Cisterna con aplicadores para el purín

La normativa de aplicación de purines es cada vez más exigente, por lo que decidieron comprar una nueva cisterna con sistema de aplicación de bajas emisiones, decantándose por los tubos colgantes, con una barra de 9 metros de ancho. “Los inyectores también nos gustaban, el problema es la mayor demanda de potencia de la maquinaria y el hecho de que tenemos algunas fincas con pendiente en las que no sería viable usarlos y, con respecto al sistema de zapatas que ponen en contacto el purín con el suelo, nos preocupaba alguna maniobra, por ejemplo marcha atrás, en la que pudiéramos olvidarnos de levantarlas y romper el aplicador”, compara.

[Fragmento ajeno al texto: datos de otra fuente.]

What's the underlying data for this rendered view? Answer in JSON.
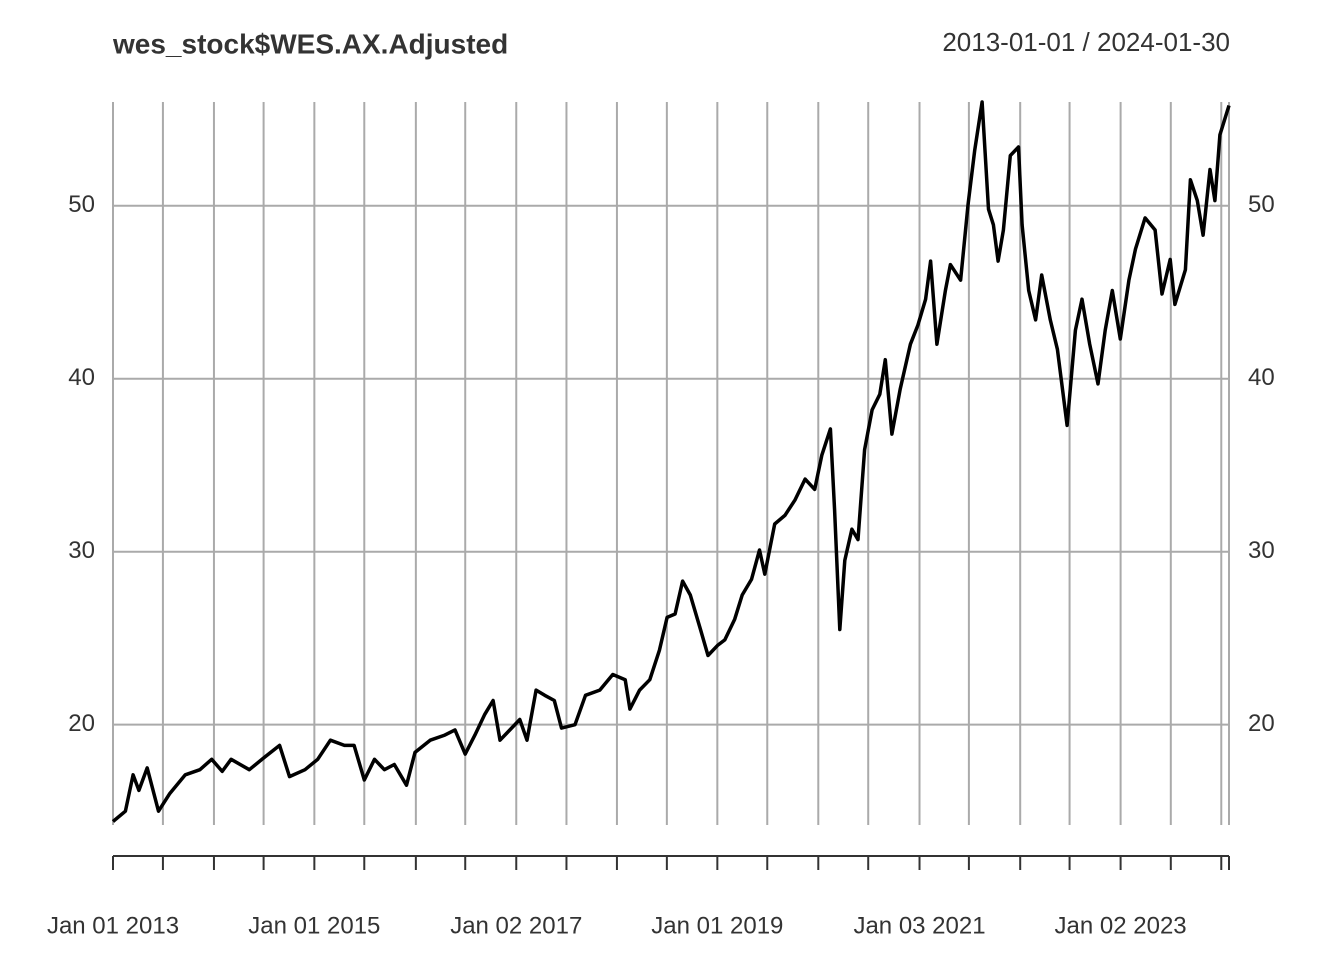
{
  "chart_data": {
    "type": "line",
    "title": "wes_stock$WES.AX.Adjusted",
    "date_range": "2013-01-01 / 2024-01-30",
    "x": [
      "2013-01-01",
      "2013-02-15",
      "2013-03-15",
      "2013-04-05",
      "2013-05-05",
      "2013-06-15",
      "2013-07-25",
      "2013-09-20",
      "2013-11-12",
      "2013-12-25",
      "2014-02-01",
      "2014-03-05",
      "2014-05-10",
      "2014-07-03",
      "2014-08-28",
      "2014-10-03",
      "2014-11-28",
      "2015-01-13",
      "2015-02-28",
      "2015-04-20",
      "2015-05-25",
      "2015-07-01",
      "2015-08-07",
      "2015-09-12",
      "2015-10-18",
      "2015-12-01",
      "2016-01-01",
      "2016-02-25",
      "2016-04-18",
      "2016-05-25",
      "2016-07-01",
      "2016-08-05",
      "2016-09-10",
      "2016-10-10",
      "2016-11-04",
      "2016-12-10",
      "2017-01-15",
      "2017-02-10",
      "2017-03-15",
      "2017-04-15",
      "2017-05-20",
      "2017-06-15",
      "2017-08-03",
      "2017-09-10",
      "2017-11-01",
      "2017-12-18",
      "2018-02-01",
      "2018-02-18",
      "2018-03-25",
      "2018-05-01",
      "2018-06-05",
      "2018-07-03",
      "2018-08-01",
      "2018-08-28",
      "2018-09-25",
      "2018-11-01",
      "2018-11-28",
      "2019-01-03",
      "2019-01-28",
      "2019-03-05",
      "2019-04-01",
      "2019-05-05",
      "2019-06-03",
      "2019-06-22",
      "2019-07-28",
      "2019-09-03",
      "2019-10-10",
      "2019-11-15",
      "2019-12-20",
      "2020-01-15",
      "2020-02-15",
      "2020-03-01",
      "2020-03-20",
      "2020-04-07",
      "2020-05-03",
      "2020-05-25",
      "2020-06-18",
      "2020-07-15",
      "2020-08-12",
      "2020-09-01",
      "2020-09-25",
      "2020-10-25",
      "2020-12-01",
      "2020-12-28",
      "2021-01-25",
      "2021-02-12",
      "2021-03-07",
      "2021-04-07",
      "2021-04-25",
      "2021-06-01",
      "2021-06-28",
      "2021-07-22",
      "2021-08-18",
      "2021-09-10",
      "2021-09-28",
      "2021-10-15",
      "2021-11-03",
      "2021-11-28",
      "2021-12-28",
      "2022-01-10",
      "2022-02-03",
      "2022-02-28",
      "2022-03-22",
      "2022-04-22",
      "2022-05-18",
      "2022-06-22",
      "2022-07-22",
      "2022-08-15",
      "2022-09-12",
      "2022-10-12",
      "2022-11-07",
      "2022-12-03",
      "2023-01-01",
      "2023-02-01",
      "2023-02-25",
      "2023-04-01",
      "2023-05-07",
      "2023-06-01",
      "2023-07-01",
      "2023-07-18",
      "2023-08-25",
      "2023-09-12",
      "2023-10-07",
      "2023-10-28",
      "2023-11-22",
      "2023-12-10",
      "2023-12-28",
      "2024-01-30"
    ],
    "series": [
      {
        "name": "WES.AX.Adjusted",
        "color": "#000000",
        "values": [
          14.4,
          15.0,
          17.1,
          16.2,
          17.5,
          15.0,
          16.0,
          17.1,
          17.4,
          18.0,
          17.3,
          18.0,
          17.4,
          18.1,
          18.8,
          17.0,
          17.4,
          18.0,
          19.1,
          18.8,
          18.8,
          16.8,
          18.0,
          17.4,
          17.7,
          16.5,
          18.4,
          19.1,
          19.4,
          19.7,
          18.3,
          19.4,
          20.6,
          21.4,
          19.1,
          19.7,
          20.3,
          19.1,
          22.0,
          21.7,
          21.4,
          19.8,
          20.0,
          21.7,
          22.0,
          22.9,
          22.6,
          20.9,
          22.0,
          22.6,
          24.3,
          26.2,
          26.4,
          28.3,
          27.5,
          25.5,
          24.0,
          24.6,
          24.9,
          26.1,
          27.5,
          28.4,
          30.1,
          28.7,
          31.6,
          32.1,
          33.0,
          34.2,
          33.6,
          35.6,
          37.1,
          32.4,
          25.5,
          29.5,
          31.3,
          30.7,
          35.9,
          38.2,
          39.1,
          41.1,
          36.8,
          39.4,
          42.0,
          43.1,
          44.6,
          46.8,
          42.0,
          45.1,
          46.6,
          45.7,
          50.1,
          53.2,
          56.0,
          49.8,
          48.9,
          46.8,
          48.6,
          52.9,
          53.4,
          48.9,
          45.1,
          43.4,
          46.0,
          43.4,
          41.7,
          37.3,
          42.8,
          44.6,
          42.0,
          39.7,
          42.8,
          45.1,
          42.3,
          45.7,
          47.5,
          49.3,
          48.6,
          44.9,
          46.9,
          44.3,
          46.3,
          51.5,
          50.3,
          48.3,
          52.1,
          50.3,
          54.1,
          55.8
        ]
      }
    ],
    "xlim": [
      "2013-01-01",
      "2024-01-30"
    ],
    "xticks": [
      {
        "value": "2013-01-01",
        "label": "Jan 01 2013"
      },
      "2013-07-01",
      "2014-01-02",
      "2014-07-01",
      {
        "value": "2015-01-01",
        "label": "Jan 01 2015"
      },
      "2015-07-01",
      "2016-01-04",
      "2016-07-01",
      {
        "value": "2017-01-02",
        "label": "Jan 02 2017"
      },
      "2017-07-03",
      "2018-01-02",
      "2018-07-02",
      {
        "value": "2019-01-01",
        "label": "Jan 01 2019"
      },
      "2019-07-01",
      "2020-01-02",
      "2020-07-01",
      {
        "value": "2021-01-03",
        "label": "Jan 03 2021"
      },
      "2021-07-01",
      "2022-01-03",
      "2022-07-01",
      {
        "value": "2023-01-02",
        "label": "Jan 02 2023"
      },
      "2023-07-03",
      "2024-01-02"
    ],
    "ylim": [
      14.2,
      56.0
    ],
    "yticks": [
      20,
      30,
      40,
      50
    ],
    "grid": true
  }
}
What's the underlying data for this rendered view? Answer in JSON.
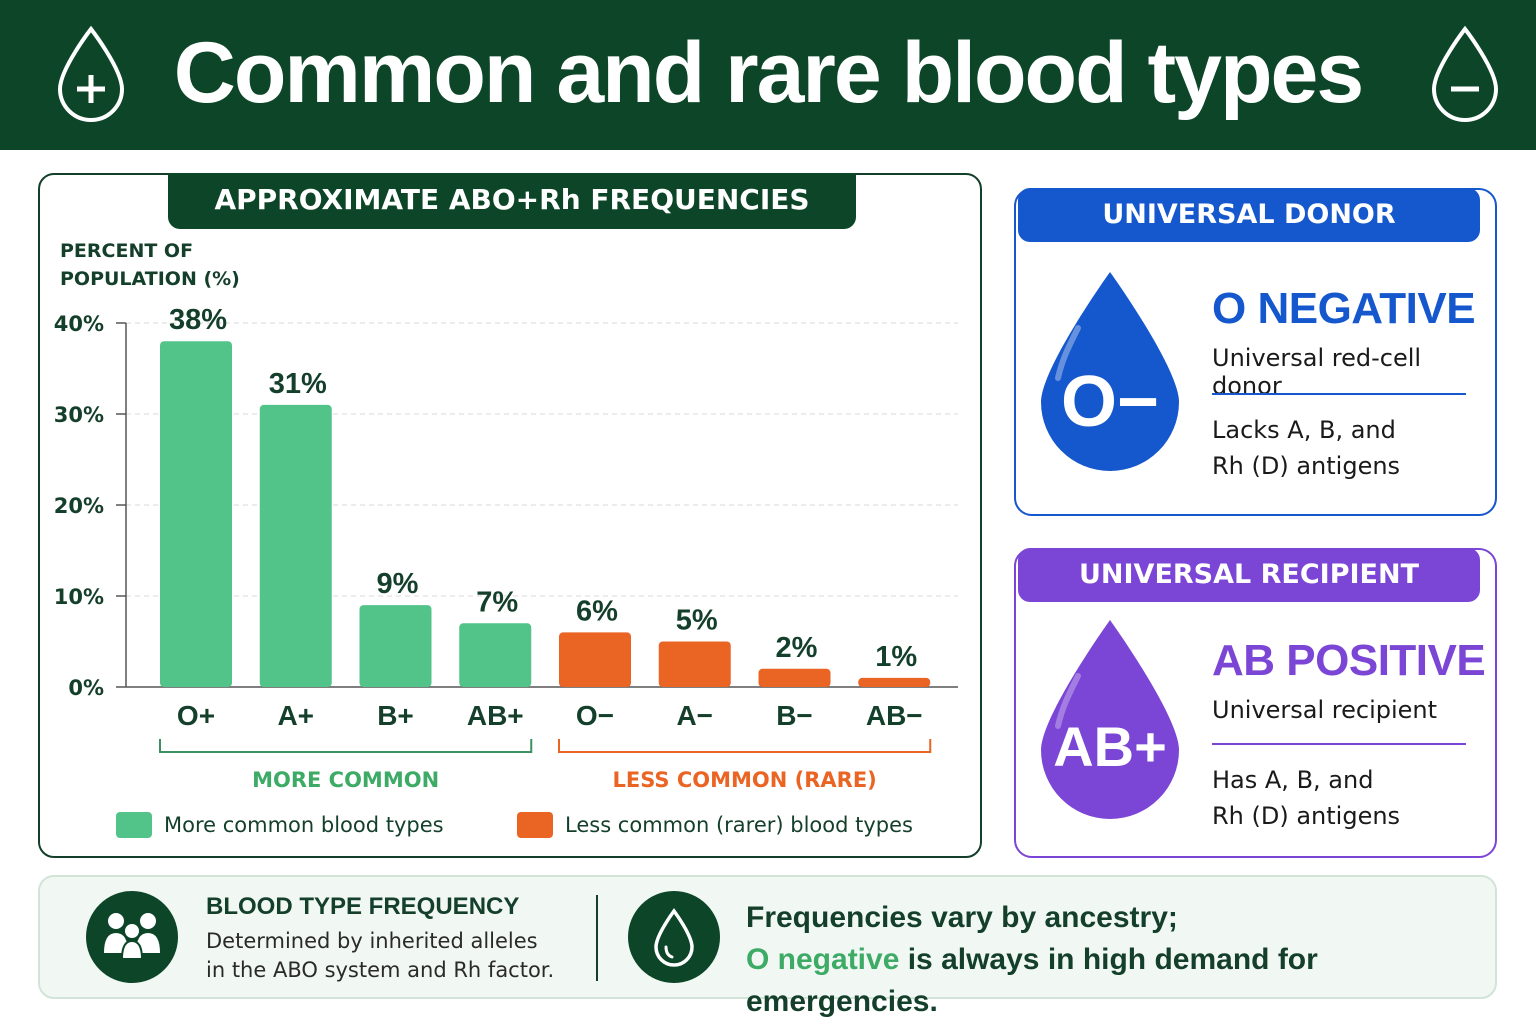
{
  "header": {
    "title": "Common and rare blood types"
  },
  "chart_panel": {
    "banner": "APPROXIMATE ABO+Rh FREQUENCIES",
    "group_labels": {
      "common": "MORE COMMON",
      "rare": "LESS COMMON (RARE)"
    },
    "legend": [
      {
        "label": "More common blood types",
        "color": "#52c48a"
      },
      {
        "label": "Less common (rarer) blood types",
        "color": "#ea6424"
      }
    ]
  },
  "chart_data": {
    "type": "bar",
    "ylabel": "PERCENT OF\nPOPULATION (%)",
    "xlabel": "",
    "ylim": [
      0,
      40
    ],
    "yticks": [
      "0%",
      "10%",
      "20%",
      "30%",
      "40%"
    ],
    "grid": true,
    "categories": [
      "O+",
      "A+",
      "B+",
      "AB+",
      "O−",
      "A−",
      "B−",
      "AB−"
    ],
    "values": [
      38,
      31,
      9,
      7,
      6,
      5,
      2,
      1
    ],
    "value_labels": [
      "38%",
      "31%",
      "9%",
      "7%",
      "6%",
      "5%",
      "2%",
      "1%"
    ],
    "groups": [
      "common",
      "common",
      "common",
      "common",
      "rare",
      "rare",
      "rare",
      "rare"
    ],
    "colors": {
      "common": "#52c48a",
      "rare": "#ea6424"
    },
    "legend_position": "bottom"
  },
  "donor_card": {
    "banner": "UNIVERSAL DONOR",
    "drop_label": "O−",
    "type": "O NEGATIVE",
    "subtitle": "Universal red-cell donor",
    "description": "Lacks A, B, and\nRh (D) antigens",
    "color": "#1557cc"
  },
  "recipient_card": {
    "banner": "UNIVERSAL RECIPIENT",
    "drop_label": "AB+",
    "type": "AB POSITIVE",
    "subtitle": "Universal recipient",
    "description": "Has A, B, and\nRh (D) antigens",
    "color": "#7b45d6"
  },
  "footer": {
    "title": "BLOOD TYPE FREQUENCY",
    "description": "Determined by inherited alleles\nin the ABO system and Rh factor.",
    "message_line1": "Frequencies vary by ancestry;",
    "message_highlight": "O negative",
    "message_rest": " is always in high demand for emergencies."
  }
}
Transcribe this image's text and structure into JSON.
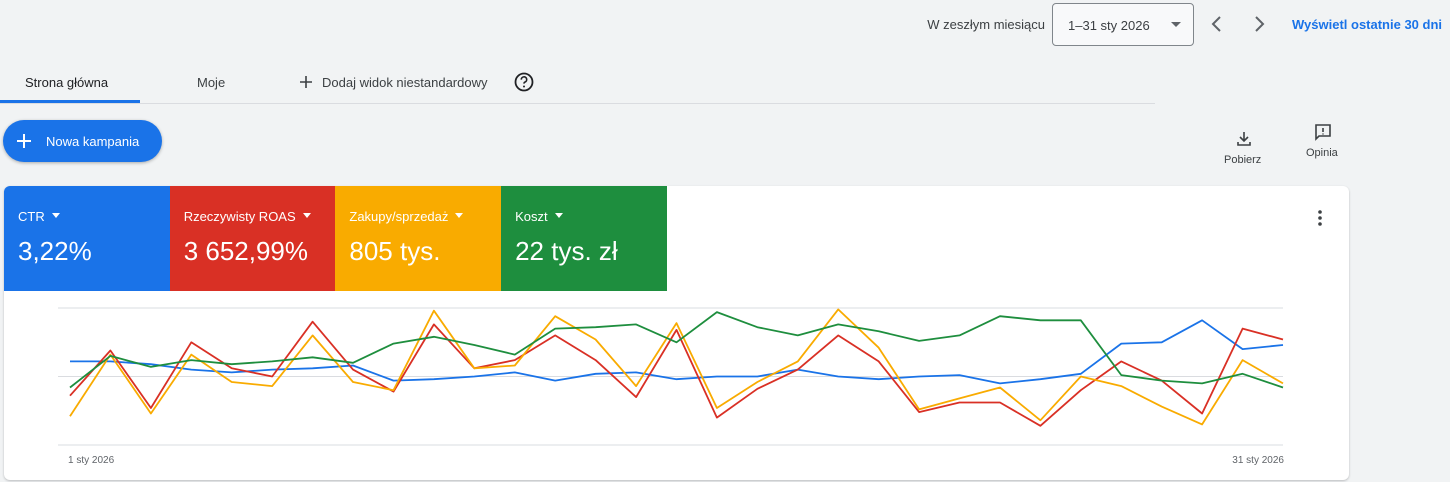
{
  "header": {
    "period_label": "W zeszłym miesiącu",
    "date_range": "1–31 sty 2026",
    "link": "Wyświetl ostatnie 30 dni"
  },
  "tabs": [
    "Strona główna",
    "Moje",
    "Dodaj widok niestandardowy"
  ],
  "new_campaign": "Nowa kampania",
  "actions": [
    "Pobierz",
    "Opinia"
  ],
  "scorecards": [
    "3,22%",
    "3 652,99%",
    "805 tys.",
    "22 tys. zł"
  ],
  "chart_data": {
    "type": "line",
    "categories": [
      "1 sty 2026",
      null,
      null,
      null,
      null,
      null,
      null,
      null,
      null,
      null,
      null,
      null,
      null,
      null,
      null,
      null,
      null,
      null,
      null,
      null,
      null,
      null,
      null,
      null,
      null,
      null,
      null,
      null,
      null,
      null,
      "31 sty 2026"
    ],
    "ylim": [
      0,
      100
    ],
    "yticks": [
      0,
      50,
      100
    ],
    "grid": true,
    "series": [
      {
        "name": "CTR",
        "color": "#1a73e8",
        "values": [
          61,
          61,
          59,
          55,
          53,
          55,
          56,
          58,
          47,
          48,
          50,
          53,
          47,
          52,
          53,
          48,
          50,
          50,
          55,
          50,
          48,
          50,
          51,
          45,
          48,
          52,
          74,
          75,
          91,
          70,
          73
        ]
      },
      {
        "name": "Rzeczywisty ROAS",
        "color": "#d93025",
        "values": [
          36,
          69,
          27,
          75,
          56,
          50,
          90,
          55,
          39,
          88,
          56,
          62,
          80,
          62,
          35,
          84,
          20,
          41,
          55,
          80,
          61,
          24,
          31,
          31,
          14,
          40,
          61,
          47,
          23,
          85,
          77
        ]
      },
      {
        "name": "Zakupy/sprzedaż",
        "color": "#f9ab00",
        "values": [
          21,
          66,
          23,
          66,
          46,
          43,
          80,
          46,
          40,
          98,
          56,
          58,
          94,
          77,
          43,
          89,
          27,
          46,
          61,
          99,
          71,
          26,
          34,
          42,
          18,
          50,
          43,
          28,
          15,
          62,
          45
        ]
      },
      {
        "name": "Koszt",
        "color": "#1e8e3e",
        "values": [
          42,
          65,
          57,
          62,
          59,
          61,
          64,
          60,
          74,
          79,
          73,
          66,
          85,
          86,
          88,
          75,
          97,
          86,
          80,
          88,
          83,
          76,
          80,
          94,
          91,
          91,
          51,
          47,
          45,
          52,
          42
        ]
      }
    ]
  }
}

La normativa de aplicación de purines es cada vez más exigente, por lo que decidimos comprar una nueva cisterna con aplicadores para adaptarnos a ella
“Por la pendiente de las fincas quizás estaríamos exentos de emplear estos sistemas, pero lo hicimos por convencimiento. La empresa de servicios de la que tirábamos ya trabajaba con aplicadores y sí que notamos mucha diferencia, sobre todo de cara al segundo corte de ensilado de hierba, ya que estás aprovechando mucho más el nitrógeno y no manchas nada la pradera, por lo que la planta hace mucho mejor la fotosíntesis y crece más”, argumenta Miguel.
La cisterna tiene un coste de casi 100.000 euros y requiere un tractor de 200 caballos de potencia
La cisterna, de 16.000 litros de capacidad, está dotada de tecnología que permite el análisis de la composición del purín en tiempo real en el momento de su aplicación, de manera que se puede ajustar la dosis a las necesidades reales de la parcela y del cultivo. “Lleva un conductímetro que mide conductividad eléctrica y estima el contenido en nitrógeno, fósforo y potasio del purín mediante unas ecuaciones de regresión. Además, cuenta con un caudalímetro y un GPS, de manera que es capaz de crearte de forma automática una entrada en el cuaderno de campo registrando la cantidad de abonado que estás aplicando en esa finca”, detalla.